We are introduced to a few things that become a familiar thread throughout this collection. First, Ballingrud’s characters are all typically down on your luck, blue-collar characters. some of them are honorable, some are absolutely scummy, but they are all painfully human in their choices and willpower. The second is that the strange, horror element is typically never meant to jump out and “scare” you, as we are often accustomed in the mainstream. Instead, those elements are often cast into the background or purposefully understated, so that Ballingrud can make his larger point, that inevitably *we* are the monsters here, not the ones that we have made up through our mythologies or nightmares. Not a new concept by far, but the sheer style and deep levels of intimacy that penetrates through the prose to the reader cannot be ignored.
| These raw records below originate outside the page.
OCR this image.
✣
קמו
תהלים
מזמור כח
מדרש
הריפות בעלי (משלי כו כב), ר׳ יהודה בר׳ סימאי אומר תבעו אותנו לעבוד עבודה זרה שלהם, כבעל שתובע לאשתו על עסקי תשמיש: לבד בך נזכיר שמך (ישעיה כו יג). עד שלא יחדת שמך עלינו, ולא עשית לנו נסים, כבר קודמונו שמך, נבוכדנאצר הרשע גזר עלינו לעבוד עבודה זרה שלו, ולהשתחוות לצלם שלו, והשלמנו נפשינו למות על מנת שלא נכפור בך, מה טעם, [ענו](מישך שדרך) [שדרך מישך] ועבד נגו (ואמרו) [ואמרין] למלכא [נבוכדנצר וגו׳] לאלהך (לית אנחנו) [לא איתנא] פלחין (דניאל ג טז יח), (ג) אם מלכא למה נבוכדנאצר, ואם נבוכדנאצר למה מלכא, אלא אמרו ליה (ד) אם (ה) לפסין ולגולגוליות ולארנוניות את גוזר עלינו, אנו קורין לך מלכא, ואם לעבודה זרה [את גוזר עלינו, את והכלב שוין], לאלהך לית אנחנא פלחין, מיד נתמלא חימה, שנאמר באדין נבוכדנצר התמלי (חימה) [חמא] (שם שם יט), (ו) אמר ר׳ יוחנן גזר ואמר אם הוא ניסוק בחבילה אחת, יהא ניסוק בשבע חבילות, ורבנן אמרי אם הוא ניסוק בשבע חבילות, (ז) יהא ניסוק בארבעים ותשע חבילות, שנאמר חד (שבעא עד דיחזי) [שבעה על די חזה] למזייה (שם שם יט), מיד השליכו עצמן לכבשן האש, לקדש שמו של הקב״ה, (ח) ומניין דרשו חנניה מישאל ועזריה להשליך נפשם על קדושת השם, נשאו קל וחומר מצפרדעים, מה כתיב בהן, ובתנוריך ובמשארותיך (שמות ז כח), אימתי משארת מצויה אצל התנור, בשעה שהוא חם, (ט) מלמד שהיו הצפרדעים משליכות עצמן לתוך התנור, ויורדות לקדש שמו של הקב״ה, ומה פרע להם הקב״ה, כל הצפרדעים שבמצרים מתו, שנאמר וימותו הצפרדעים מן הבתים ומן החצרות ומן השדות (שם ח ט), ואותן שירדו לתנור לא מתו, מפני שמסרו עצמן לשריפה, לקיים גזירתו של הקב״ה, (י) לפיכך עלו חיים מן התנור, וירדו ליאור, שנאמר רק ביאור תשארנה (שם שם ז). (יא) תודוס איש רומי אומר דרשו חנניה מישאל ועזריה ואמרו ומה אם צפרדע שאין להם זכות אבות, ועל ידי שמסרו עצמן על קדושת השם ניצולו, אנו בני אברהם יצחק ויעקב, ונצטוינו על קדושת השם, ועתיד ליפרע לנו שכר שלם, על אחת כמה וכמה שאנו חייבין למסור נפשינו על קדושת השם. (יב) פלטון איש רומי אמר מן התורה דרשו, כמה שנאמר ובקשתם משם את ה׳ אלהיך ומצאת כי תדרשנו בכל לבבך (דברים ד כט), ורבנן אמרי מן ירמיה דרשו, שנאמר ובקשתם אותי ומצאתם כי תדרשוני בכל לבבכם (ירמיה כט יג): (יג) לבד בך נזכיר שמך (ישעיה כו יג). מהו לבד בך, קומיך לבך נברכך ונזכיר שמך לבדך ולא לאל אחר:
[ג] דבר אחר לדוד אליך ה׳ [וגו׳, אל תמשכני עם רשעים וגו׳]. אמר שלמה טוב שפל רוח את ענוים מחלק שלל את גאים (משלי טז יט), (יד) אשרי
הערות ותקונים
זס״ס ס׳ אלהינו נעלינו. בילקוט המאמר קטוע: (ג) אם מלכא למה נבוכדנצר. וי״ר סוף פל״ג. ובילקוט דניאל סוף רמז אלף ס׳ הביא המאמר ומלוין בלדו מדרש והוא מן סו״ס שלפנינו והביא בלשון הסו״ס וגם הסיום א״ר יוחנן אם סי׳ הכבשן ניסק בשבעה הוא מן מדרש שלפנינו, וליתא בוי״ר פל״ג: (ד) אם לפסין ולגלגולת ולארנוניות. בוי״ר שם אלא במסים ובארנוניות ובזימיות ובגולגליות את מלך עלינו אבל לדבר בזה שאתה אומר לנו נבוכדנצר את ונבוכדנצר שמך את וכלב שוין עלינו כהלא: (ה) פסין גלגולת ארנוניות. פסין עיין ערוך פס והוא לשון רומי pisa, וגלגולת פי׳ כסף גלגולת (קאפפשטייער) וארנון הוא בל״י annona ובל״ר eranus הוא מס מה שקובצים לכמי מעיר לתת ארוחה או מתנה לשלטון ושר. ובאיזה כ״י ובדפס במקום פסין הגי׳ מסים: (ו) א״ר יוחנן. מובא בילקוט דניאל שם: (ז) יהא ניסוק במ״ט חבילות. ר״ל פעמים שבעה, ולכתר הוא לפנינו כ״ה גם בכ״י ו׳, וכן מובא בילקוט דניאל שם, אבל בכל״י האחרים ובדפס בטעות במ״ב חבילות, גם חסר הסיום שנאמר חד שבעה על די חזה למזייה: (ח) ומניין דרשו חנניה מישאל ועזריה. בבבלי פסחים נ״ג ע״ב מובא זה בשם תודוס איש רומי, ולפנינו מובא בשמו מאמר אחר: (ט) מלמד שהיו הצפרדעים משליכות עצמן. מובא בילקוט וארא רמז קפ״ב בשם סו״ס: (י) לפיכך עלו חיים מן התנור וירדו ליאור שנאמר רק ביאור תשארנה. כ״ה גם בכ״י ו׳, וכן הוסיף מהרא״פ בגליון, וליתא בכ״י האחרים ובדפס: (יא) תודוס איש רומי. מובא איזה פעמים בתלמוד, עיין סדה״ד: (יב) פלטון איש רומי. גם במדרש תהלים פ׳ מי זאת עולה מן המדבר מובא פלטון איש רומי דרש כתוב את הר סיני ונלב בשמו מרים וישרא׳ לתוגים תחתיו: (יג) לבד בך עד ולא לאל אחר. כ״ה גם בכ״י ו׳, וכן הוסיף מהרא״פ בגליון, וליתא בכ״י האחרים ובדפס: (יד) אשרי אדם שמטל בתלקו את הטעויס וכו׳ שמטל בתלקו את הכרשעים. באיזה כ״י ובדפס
This also leads us to the next story and possibly my favorite one of the collection, “Wild Acre” which follows a failing contractor who’s company is bankrupt after a housing development stalls and goes under. After witnessing two of his foreman brutally murdered and him running from the scene in cowardice, he is faced with living with the guilt and regret as his life falls apart around him.

“Crevasse” is such a pure homage to Lovecraft that it is hard to separate it from its’ legacy, but the simplicity of it is worth mentioning here, alongside the unsettling sense of things that may not be as they seem. As a fan of cosmic horror, I really enjoyed this one.

Following on theme of dysfunctional relationships, “The Monsters of Heaven” follows a couple whose child is missing and their marital breakdown. Meanwhile, there are strange creatures that seemingly fall from the sky and are mistaken for possibly angels…Again, Ballingrud is precise in his language and attention to how his main characters feel as the stretch and tension of their relationship frays and pulls apart.

“The Way Station” is maybe the only story that doesn’t follow a particular horror beat and instead trades that for a haunting surreal tone of a homeless man, who is the ghost of a city. Grounded in the South, this story may contain a lot of resonance for those of the Gulf Coast and knowing Ballingrud’s personal history with the Gulf, that is little surprise. This one I had some mixed feelings about, but there were lines from this story stayed with me far longer than any of the others. All in all a great change of pace.

The final story, “The Good Husband” was a fantastic closer and the perfect way to end with a bang or in the style of this collection…a whimper. Here, there is a husband and wife who have clearly not been getting along for a time. The man has been struggling to deal with his wife’s depression and when she reaches the edge, he chooses to do…nothing. The escalation of this story is gradual and the turn that some of the characters take may strike the reader as off-putting, but ultimate pay off is rather incredible, but tragic.

So, in short, this collection needs to be read by anyone who considers themselves as horror aficionado. Ballingrud has become a necessary read for me and I plan to read anything he publishes in future. It is of no doubt that he will leave a huge mark on dark fiction in the USA for a long time to come.